Reportedly, the American trend is to turn away from organised religion and seeking unorthodox ways to build spiritual lives. Many are rejecting organised religion as being rigid and dogmatic. Organised religion is compared to supermarket tomatoes-flavourless and dogmatic.
God is calling everyone to be His servants. Pastors are called to protect, direct, correct, feed, teach and care for the sheep. They should be loving, loyal, faithful and committed to the Lord and His flock. Theological training and priestly ordination do not necessarily equip the clergy to handle financial, administrative, legal or even personnel matters in a competent manner. The lay people are equal partners in the ministry of the church. Claiming superiority of holiness over the laity is Pharisaic. "There is neither Jew nor Greek, slave nor free, male nor female, you are all one in Christ Jesus" (Gal.3:28).
You and I are placed in this world to be salt and light. We should go into the world with a confidence born out of our belief that God is its Creator. We should study His instruction manual, the Bible, to know how He intended us to live. We should apply what we learn from His word in our daily lives.
Many of us assume that we cannot climb the social ladder if we are good, honest, principled, kind and unselfish. Daniel disproved this assumption. "They could find no corruption in him, because he was trustworthy, and neither corrupt nor negligent" (Dan.6:4). He was faithful and diligent in his work. His personal purity was of the highest calibre. He was consistent in his walk with God.

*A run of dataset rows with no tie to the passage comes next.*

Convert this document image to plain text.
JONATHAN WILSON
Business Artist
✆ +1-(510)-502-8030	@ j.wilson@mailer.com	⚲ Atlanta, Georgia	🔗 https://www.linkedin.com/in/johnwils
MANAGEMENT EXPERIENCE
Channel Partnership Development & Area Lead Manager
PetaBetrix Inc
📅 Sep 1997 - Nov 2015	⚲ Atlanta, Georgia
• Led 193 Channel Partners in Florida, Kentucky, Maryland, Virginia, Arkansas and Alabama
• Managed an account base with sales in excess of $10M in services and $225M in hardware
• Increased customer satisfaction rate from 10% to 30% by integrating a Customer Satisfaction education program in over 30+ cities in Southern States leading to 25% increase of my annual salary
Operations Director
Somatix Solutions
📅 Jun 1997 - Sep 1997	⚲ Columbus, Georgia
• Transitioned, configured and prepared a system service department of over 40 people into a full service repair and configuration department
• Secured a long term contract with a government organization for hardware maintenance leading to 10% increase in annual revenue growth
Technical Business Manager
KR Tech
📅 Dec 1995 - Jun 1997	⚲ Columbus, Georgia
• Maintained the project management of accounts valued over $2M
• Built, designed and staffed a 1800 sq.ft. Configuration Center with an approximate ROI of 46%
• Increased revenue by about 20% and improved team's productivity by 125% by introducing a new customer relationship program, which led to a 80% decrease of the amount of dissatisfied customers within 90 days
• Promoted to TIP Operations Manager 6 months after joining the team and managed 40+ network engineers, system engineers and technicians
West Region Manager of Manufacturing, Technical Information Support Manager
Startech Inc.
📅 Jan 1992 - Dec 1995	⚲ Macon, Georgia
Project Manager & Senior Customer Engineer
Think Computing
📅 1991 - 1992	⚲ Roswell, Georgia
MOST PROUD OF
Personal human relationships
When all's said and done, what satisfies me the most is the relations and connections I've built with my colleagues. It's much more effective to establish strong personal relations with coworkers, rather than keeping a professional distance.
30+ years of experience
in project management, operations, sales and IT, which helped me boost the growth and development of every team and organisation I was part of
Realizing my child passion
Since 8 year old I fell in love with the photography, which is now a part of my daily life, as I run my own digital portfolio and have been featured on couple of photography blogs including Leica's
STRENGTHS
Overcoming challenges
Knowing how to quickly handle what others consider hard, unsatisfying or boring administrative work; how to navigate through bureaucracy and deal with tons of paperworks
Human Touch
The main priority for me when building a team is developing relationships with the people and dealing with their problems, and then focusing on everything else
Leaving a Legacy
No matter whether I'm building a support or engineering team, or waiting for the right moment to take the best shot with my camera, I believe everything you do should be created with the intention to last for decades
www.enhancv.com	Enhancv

Spoils of office have great attraction, with their attendant powers. Many get into the church bodies and stay on. This should be curbed by fixed tenure and prescribed terms.
We are all idolaters, by nature. So, we excel in exalting men. (We are equally good in pulling them down!). The bronze serpent that Moses made became Nehushtan in course of time, and the Israelites burnt incense to it.
The laity not only belongs to the church, but they are the church. The laity should have the rightful place in the church and should be truly responsible for the church. St. Augustine wrote, "As we call everyone 'Christians' in virtue of a mystical anointing, so we call everyone 'priests' because all are members of only one priesthood."
The second Vatican Council exhorted the laity to give greater attention to their ministry. "Their activity within church communities is so necessary that without it the apostolate of the pastors is generally unable to achieve its full effectiveness… As sharers in the mission of Christ, priest, prophet and king, the lay faithful have an active part to play in the life and activity of the church."
Many who are doctrinally opposed to clericalism and teach that there is no need for a priestly order, since the veil was torn two thousand years ago, seem to be labouring hard to stitch the veil back into position. Unprincipled, self-serving leaders rule over the unsuspecting flock. This is now unfortunately true not only in the traditional churches, but also in the new pentecostal and charismatic churches, though yet without cassocks!